La Fiscalía de Gipuzkoa pide penas que suman 29 años de cárcel y 30 días de localización permanente para un hombre al que acusa de violar en dos ocasiones a su mujer y de maltratarla en distintos lugares de Pasaia, Errenteria y Oiartzun quebrantando la orden de protección de la víctima.
Según recoge el escrito de acusación del Ministerio Público, los hechos se remontan a 2018, cuando un día del mes de enero el procesado se encontró en la calle con la víctima, con la que en ese momento ya no mantenía relación sentimental, y le cogió el bolso en el que llevaba 3.000 euros.

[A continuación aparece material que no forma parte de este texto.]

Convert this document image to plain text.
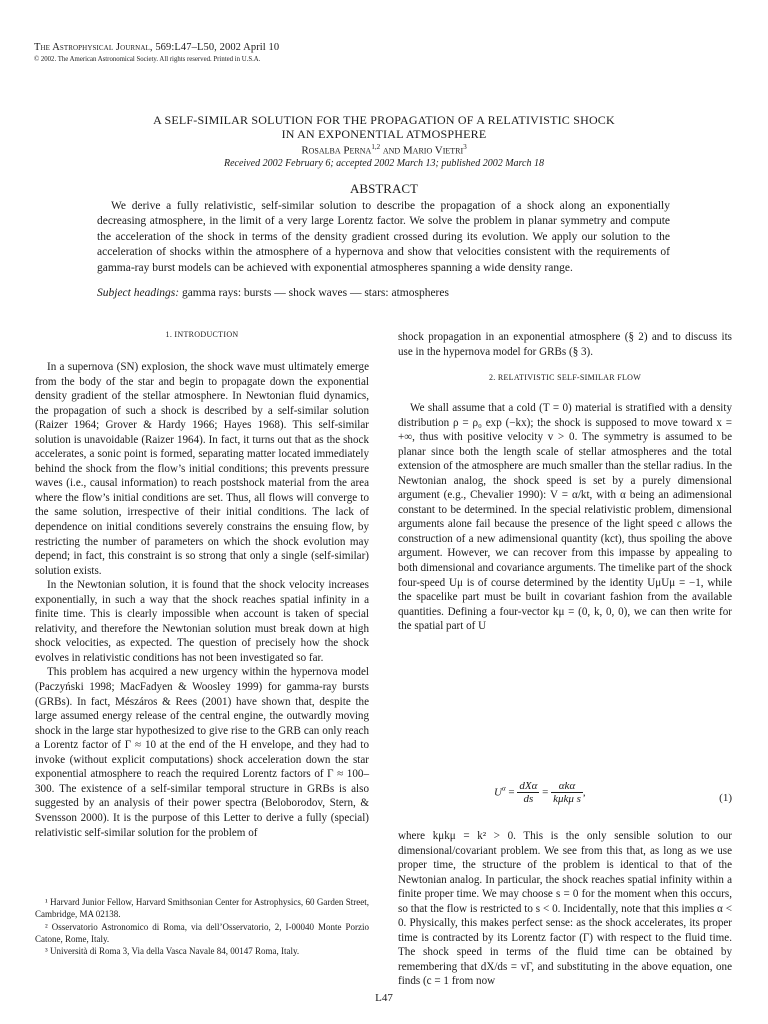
The Astrophysical Journal, 569:L47–L50, 2002 April 10
© 2002. The American Astronomical Society. All rights reserved. Printed in U.S.A.
A SELF-SIMILAR SOLUTION FOR THE PROPAGATION OF A RELATIVISTIC SHOCK
IN AN EXPONENTIAL ATMOSPHERE
Rosalba Perna$^{1,2}$ and Mario Vietri$^3$
Received 2002 February 6; accepted 2002 March 13; published 2002 March 18
ABSTRACT

We derive a fully relativistic, self-similar solution to describe the propagation of a shock along an exponentially decreasing atmosphere, in the limit of a very large Lorentz factor. We solve the problem in planar symmetry and compute the acceleration of the shock in terms of the density gradient crossed during its evolution. We apply our solution to the acceleration of shocks within the atmosphere of a hypernova and show that velocities consistent with the requirements of gamma-ray burst models can be achieved with exponential atmospheres spanning a wide density range.

Subject headings: gamma rays: bursts — shock waves — stars: atmospheres
1. INTRODUCTION

In a supernova (SN) explosion, the shock wave must ultimately emerge from the body of the star and begin to propagate down the exponential density gradient of the stellar atmosphere. In Newtonian fluid dynamics, the propagation of such a shock is described by a self-similar solution (Raizer 1964; Grover & Hardy 1966; Hayes 1968). This self-similar solution is unavoidable (Raizer 1964). In fact, it turns out that as the shock accelerates, a sonic point is formed, separating matter located immediately behind the shock from the flow’s initial conditions; this prevents pressure waves (i.e., causal information) to reach postshock material from the area where the flow’s initial conditions are set. Thus, all flows will converge to the same solution, irrespective of their initial conditions. The lack of dependence on initial conditions severely constrains the ensuing flow, by restricting the number of parameters on which the shock evolution may depend; in fact, this constraint is so strong that only a single (self-similar) solution exists.

In the Newtonian solution, it is found that the shock velocity increases exponentially, in such a way that the shock reaches spatial infinity in a finite time. This is clearly impossible when account is taken of special relativity, and therefore the Newtonian solution must break down at high shock velocities, as expected. The question of precisely how the shock evolves in relativistic conditions has not been investigated so far.

This problem has acquired a new urgency within the hypernova model (Paczyński 1998; MacFadyen & Woosley 1999) for gamma-ray bursts (GRBs). In fact, Mészáros & Rees (2001) have shown that, despite the large assumed energy release of the central engine, the outwardly moving shock in the large star hypothesized to give rise to the GRB can only reach a Lorentz factor of Γ ≈ 10 at the end of the H envelope, and they had to invoke (without explicit computations) shock acceleration down the star exponential atmosphere to reach the required Lorentz factors of Γ ≈ 100–300. The existence of a self-similar temporal structure in GRBs is also suggested by an analysis of their power spectra (Beloborodov, Stern, & Svensson 2000). It is the purpose of this Letter to derive a fully (special) relativistic self-similar solution for the problem of

¹ Harvard Junior Fellow, Harvard Smithsonian Center for Astrophysics, 60 Garden Street, Cambridge, MA 02138.

² Osservatorio Astronomico di Roma, via dell’Osservatorio, 2, I-00040 Monte Porzio Catone, Rome, Italy.

³ Università di Roma 3, Via della Vasca Navale 84, 00147 Roma, Italy.

shock propagation in an exponential atmosphere (§ 2) and to discuss its use in the hypernova model for GRBs (§ 3).

2. RELATIVISTIC SELF-SIMILAR FLOW

We shall assume that a cold (T = 0) material is stratified with a density distribution ρ = ρ₀ exp (−kx); the shock is supposed to move toward x = +∞, thus with positive velocity v > 0. The symmetry is assumed to be planar since both the length scale of stellar atmospheres and the total extension of the atmosphere are much smaller than the stellar radius. In the Newtonian analog, the shock speed is set by a purely dimensional argument (e.g., Chevalier 1990): V = α/kt, with α being an adimensional constant to be determined. In the special relativistic problem, dimensional arguments alone fail because the presence of the light speed c allows the construction of a new adimensional quantity (kct), thus spoiling the above argument. However, we can recover from this impasse by appealing to both dimensional and covariance arguments. The timelike part of the shock four-speed Uμ is of course determined by the identity UμUμ = −1, while the spacelike part must be built in covariant fashion from the available quantities. Defining a four-vector kμ = (0, k, 0, 0), we can then write for the spatial part of U

$U^\alpha = \frac{\text{dXα}}{ds} = \frac{\text{αkα}}{\text{kμkμ s}}$ ,	(1)

where kμkμ = k² > 0. This is the only sensible solution to our dimensional/covariant problem. We see from this that, as long as we use proper time, the structure of the problem is identical to that of the Newtonian analog. In particular, the shock reaches spatial infinity within a finite proper time. We may choose s = 0 for the moment when this occurs, so that the flow is restricted to s < 0. Incidentally, note that this implies α < 0. Physically, this makes perfect sense: as the shock accelerates, its proper time is contracted by its Lorentz factor (Γ) with respect to the fluid time. The shock speed in terms of the fluid time can be obtained by remembering that dX/ds = vΓ, and substituting in the above equation, one finds (c = 1 from now

L47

El hombre le aseguró entonces que si le acompañaba a Pasaia y subía con él a su piso le devolvería el dinero, si bien una vez en el inmueble presuntamente la violó, la golpeó y la amenazó con que, si gritaba, el hermano de él mataría al hijo y a la madre de ella en el país del que ambos son originarios.
Después de estos hechos, la perjudicada se dirigió a la comisaría de la Ertzaintza de Errenteria para denunciarlo, pero el varón la interceptó y volvió a amenazarla con matar a sus familiares si lo hacía.
Mismos hechos
En septiembre del mismo año, volvió a repetirse una situación similar cuando la víctima se encontró con el acusado al salir de su trabajo en Errenteria y regresó con el hombre al mismo piso de Pasaia donde volvió a violarla, según la Fiscalía.
Transcurridos unos meses, en diciembre de 2018, el inculpado se enteró de que la mujer estaba embarazada y la esperó a la salida de su trabajo, tras lo que presuntamente la agarró de los brazos y le apretó la zona del vientre lo que le provocó un sangrado vaginal y una amenaza de aborto.
No obstante, la pareja retomó la convivencia en mayo de 2019, cuando ambos comenzaron a residir en un inmueble de Oiartzun, tras lo que la mujer dio a luz a la hija de ambos.
Se inició entonces un período en el que, hasta enero de 2021, el hombre presuntamente "sometió a su pareja a violencia psíquica y física de manera habitual en forma de vejaciones y agresiones como agarrones, puñetazos y patadas" con ánimo de "quebrantar su tranquilidad y creando un clima de angustia y miedo por su trato violento".
De esta manera, era habitual que se dirigiera a ella con expresiones ofensivas y de menosprecio, al tiempo que la acusaba de no respetar su religión.
Finalmente, el 1 de enero de 2021, el hombre presuntamente "se tornó agresivo" cuando la víctima regresó al domicilio familiar después de pasar la Nochevieja en casa de unos amigos, la insultó e intentó propinarle una bofetada, aunque ella logró interponer el antebrazo.
Aunque, tras este episodio cesó la convivencia de la pareja, el 3 de abril, el varón volvió a abordar a la perjudicada en Oiartzun, le dijo que quería volver, al tiempo que la arrastró varios metros tirando de ella por los brazos mientras volvía a amenazarla con matar al hijo que ella tenía aún en su país de origen.
Dos delitos de violación
El Ministerio Público considera que estos hechos son constitutivos de dos delitos de violación con la agravante de parentesco; de otros dos de quebrantamiento de condena; de un delito continuado de amenazas leves; de un delito de maltrato habitual, de otro de vejaciones injustas y de tres delitos de maltrato no habitual.
Además de las citadas penas, la Fiscalía solicita que una vez sea excarcelado, el hombre permanezca 16 años en situación de libertad vigilada, aunque también reclama que se le sustituya el último tercio de la pena de prisión por la expulsión de nuestro país durante 18 años. Asimismo, pide que compense a la víctima con 5.120 euros, y que no pueda comunicarse ni aproximarse a ella durante 17 años.